Twenty-five years ago the Research and Statistics Committee, then part of Management and Operation Of User Services Section (MOUSS), sponsored the first Reference Research Forum. The Reference Research Forum has continued through the years even as RUSA sections changed and transformed. For many years the Research and Statistics Committee of the Reference Services Section (RSS) has had the honor of vetting our peer’s reference-related research.
This year “New Discoveries in Reference: The 25th Annual Reference Research Forum” will take place on Monday, June 24th, 1:00 to 2:00 pm in the Convention Center, Room 149A-B. Also, to celebrate the silver anniversary of the Forum, RSS will devote time during our Sunday morning Open House and Breakfast to mark this special occasion. As part of the festivities, we look forward to welcoming past and current Forum participants and hearing a few words from Marie Radford, who has presented multiple times at the Reference Research Forum. If you have presented at one of the Forums, served on a past Reference and Statistics Committee, or enjoyed attending the Forums, please come help us celebrate this significant achievement for reference research!
Why does the Reference Research Forum still attract researchers and attendees? Reference services in almost every type of library have changed with the times: email reference, chat reference, merging services points, changes in who staffs a reference point and answers the majority of questions. Along with these changes come questions about training, evaluation, and the overall quality of the services we provide. But one underlying theme remains the same in glancing over the titles of presentations over the last 25 years – understanding and improving how reference librarians can help patrons with the research process.

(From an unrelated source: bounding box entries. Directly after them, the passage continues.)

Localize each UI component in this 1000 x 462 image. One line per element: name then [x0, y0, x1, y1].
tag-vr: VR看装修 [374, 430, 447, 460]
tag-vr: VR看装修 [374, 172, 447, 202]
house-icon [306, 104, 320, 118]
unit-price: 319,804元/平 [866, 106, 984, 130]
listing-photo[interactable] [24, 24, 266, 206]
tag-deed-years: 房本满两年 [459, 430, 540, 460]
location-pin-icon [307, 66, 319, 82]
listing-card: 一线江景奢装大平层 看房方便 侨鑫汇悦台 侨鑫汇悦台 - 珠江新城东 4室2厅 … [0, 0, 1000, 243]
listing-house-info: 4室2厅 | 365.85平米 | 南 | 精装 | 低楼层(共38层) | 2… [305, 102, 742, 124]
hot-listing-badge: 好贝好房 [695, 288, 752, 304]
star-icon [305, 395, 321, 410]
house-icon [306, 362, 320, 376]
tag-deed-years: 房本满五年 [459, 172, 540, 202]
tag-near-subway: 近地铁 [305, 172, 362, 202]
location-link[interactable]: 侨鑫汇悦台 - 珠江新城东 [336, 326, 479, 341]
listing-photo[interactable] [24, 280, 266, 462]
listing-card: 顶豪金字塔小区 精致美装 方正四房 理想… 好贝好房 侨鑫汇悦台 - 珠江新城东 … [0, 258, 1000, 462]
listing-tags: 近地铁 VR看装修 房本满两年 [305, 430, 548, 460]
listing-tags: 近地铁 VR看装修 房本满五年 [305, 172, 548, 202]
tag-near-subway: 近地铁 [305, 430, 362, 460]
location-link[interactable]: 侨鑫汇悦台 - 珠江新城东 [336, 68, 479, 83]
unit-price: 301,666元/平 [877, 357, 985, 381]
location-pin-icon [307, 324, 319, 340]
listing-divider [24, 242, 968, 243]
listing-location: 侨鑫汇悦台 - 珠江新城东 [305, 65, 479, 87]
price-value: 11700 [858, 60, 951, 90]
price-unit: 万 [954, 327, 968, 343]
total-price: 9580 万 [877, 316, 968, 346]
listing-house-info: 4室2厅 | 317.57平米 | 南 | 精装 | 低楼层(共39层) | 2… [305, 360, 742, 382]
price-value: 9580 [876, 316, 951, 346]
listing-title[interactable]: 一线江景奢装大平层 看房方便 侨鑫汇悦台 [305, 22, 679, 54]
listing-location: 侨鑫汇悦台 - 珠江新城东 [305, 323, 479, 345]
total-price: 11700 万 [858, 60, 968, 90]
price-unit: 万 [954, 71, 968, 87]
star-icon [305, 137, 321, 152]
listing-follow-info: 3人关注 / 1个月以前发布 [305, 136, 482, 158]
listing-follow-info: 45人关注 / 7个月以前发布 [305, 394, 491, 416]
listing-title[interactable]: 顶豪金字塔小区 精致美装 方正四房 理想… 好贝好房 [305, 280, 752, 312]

Below is a sampling of a few of the presentations from previous Forums:
- “The Impact of the Wisconsin-Ohio Reference Evaluation Program on Reference Service in Eleven Libraries: Did Collecting All That Data Really Make a Difference?” presented in 1998 by Michael Havener and Marjorie Murfin
- “A Comparison of Questions Asked in Face-to-Face, Chat, and E-mail Reference Interactions” presented in 2002 by Charlotte Ford
- “CSI Cyberspace: A Multiple Case Study Investigation of the Untimely Demise of Seven Virtual Reference Services” presented in 2005 by Marie L. Radford and M. Kathleen Kern
- “Research Assistance Interactions: Exploration of Users’ Motivation and Perceptions” presented in 2012 by Alison Graber and Caroline Sinkinson
- “Reference on Demand: Testing an ‘Uber Reference’ Service in an Academic Library” presented in 2018 by Brian Moss
The research presented at the Reference Research Forums demonstrates that while we continue to rethink how we can best help our users, we also continue to explore what works and what doesn’t work by evaluating the quality of the service we provide. The continuing popularity of the Reference Research Forum illustrates that helping users navigate the physical and virtual information landscape remains vital to our profession.